Karapetian was arrested on June 18 hours after condemning Pashinian’s attempts to depose the top clergy of the Armenian Apostolic Church and vowing to defend it “in our way.” Law-enforcement authorities claim that the statement constituted a call for a violent overthrow of the government.
They also charged the tycoon with tax evasion, fraud and money laundering in July after he decided to set up a new opposition group that will run in the elections due in June 2026. He rejects all charges as politically motivated.
Karapetian’s Mer Dzevov (In Our Way) movement was officially unveiled in late August. Analysts expect it to be one of the ruling Civil Contract party’s main election challengers.
As part of their crackdown on Karapetian, the Armenian authorities also effectively seized in July the country’s national electric utility owned by his Tashir Group. The Russian Foreign Ministry spokeswoman, Maria Zakharova, defended the company’s track record late last month. But she stopped short of explicitly criticizing what Karapetian’s legal team has denounced as an illegal “expropriation” of his biggest asset in Armenia.
Moscow has also been careful not to publicly demand his release from jail.
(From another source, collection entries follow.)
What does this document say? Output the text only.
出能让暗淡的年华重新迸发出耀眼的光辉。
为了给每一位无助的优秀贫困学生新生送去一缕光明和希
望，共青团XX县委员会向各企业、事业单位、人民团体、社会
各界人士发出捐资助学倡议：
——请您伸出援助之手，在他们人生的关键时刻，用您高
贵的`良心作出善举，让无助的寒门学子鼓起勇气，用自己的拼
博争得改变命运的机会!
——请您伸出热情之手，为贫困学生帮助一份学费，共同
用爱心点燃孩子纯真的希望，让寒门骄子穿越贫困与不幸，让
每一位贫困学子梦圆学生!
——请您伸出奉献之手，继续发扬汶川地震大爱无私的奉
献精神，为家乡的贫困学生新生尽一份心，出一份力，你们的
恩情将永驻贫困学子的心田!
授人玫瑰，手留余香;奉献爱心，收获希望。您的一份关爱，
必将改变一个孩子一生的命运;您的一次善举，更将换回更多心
Nevertheless, Pashinian’s political allies have accused him of plotting to overthrow the government on the Kremlin’s orders.
Kalugin revealed that Russian diplomats based in Yerevan have repeatedly visited Karapetian in custody, most recently “in early December.”
“We receive, including through his lawyers and relatives, all the necessary information about Samvel Karapetian's health,” added the official. “He reports feeling well and demonstrates optimism and a fighting spirit.”
In another statement released from jail on Monday, the 60-year-old tycoon again lambasted Armenia’s ruling “small clique” and its domestic and foreign policies. He pledged, among other things, to repair Armenia’s relations with Russia.
“By making a humiliating ‘friendship’ with Azerbaijan and Turkey, we will not have real peace; by conspiring against Russia, we will not feel safe in the region; and by ignoring the vital interests of Iran and Georgia, we will not have friends in difficult times,” he wrote.